A flat roof with a parapet wall irregular and rounded edges on walls stucco surfaces and vigas round roof beams extending through walls to the exterior.
Pueblo architecture roof beams.
This architectural form enables the roof of each level to serve as a terrace for the level above.
The main features of pueblo homes include gigantic rounded adobe walls flat roofs that lack overhang heavy timbers or vigas that extend through the walls to provide roof support latillas or poles angled above the vigas rounded parapets that contain spouts for rain water simple windows and deep door and window openings.
Heavy doors ceiling beams and porch posts are a striking counterpart to the smooth walls typical of pueblo architecture.
Rising above the beehive buttresses and protruding roof beams are two wooden bell towers added in 1870.
In a typical pueblo building adobe blocks form the walls of each room as well as a central courtyard.
Spanish colonial pueblo architecture often called the santa fe style was inspired by a mixture of spanish colonial and simple indian pueblo forms.
If adobe is not used rounded corners irregular parapets and thick battered walls are used to simulate it.
An espadaƱa extending up from the face of the church with two bells in it combined with the blocky.

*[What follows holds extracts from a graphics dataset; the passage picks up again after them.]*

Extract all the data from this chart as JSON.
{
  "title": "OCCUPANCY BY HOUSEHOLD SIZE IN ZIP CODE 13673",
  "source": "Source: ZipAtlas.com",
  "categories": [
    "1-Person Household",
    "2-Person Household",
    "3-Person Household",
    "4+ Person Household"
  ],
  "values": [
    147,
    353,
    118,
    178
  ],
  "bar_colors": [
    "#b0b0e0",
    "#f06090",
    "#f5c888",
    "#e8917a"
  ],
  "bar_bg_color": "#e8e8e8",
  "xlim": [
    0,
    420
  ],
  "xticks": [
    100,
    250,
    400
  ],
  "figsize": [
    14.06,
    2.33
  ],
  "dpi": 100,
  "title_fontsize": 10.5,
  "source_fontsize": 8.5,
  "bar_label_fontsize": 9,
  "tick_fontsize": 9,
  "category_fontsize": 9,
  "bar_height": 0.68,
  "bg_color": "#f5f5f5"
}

Buildings can be up to five stories tall.
The timbers used are called vigas and they re usually exposed at the ends.
Common features of the pueblo revival style include projecting wooden roof beams or vigas which sometimes serve no structural purpose corbels curved often stylized beam supports and latillas which are peeled branches or strips of wood laid across the tops of vigas to create a foundation usually supporting dirt or clay for a roof.
Pueblo style architecture seeks to imitate the appearance of traditional adobe construction though more modern materials such as brick or concrete are often substituted.
Usually each floor is set back from the floor below so that a given building resembles a stepped pyramid.
The exposed beam ends projecting from the outside of the wall are a defining characteristic of pueblo architecture and spanish colonial architecture in new mexico and often replicated in modern pueblo revival architecture.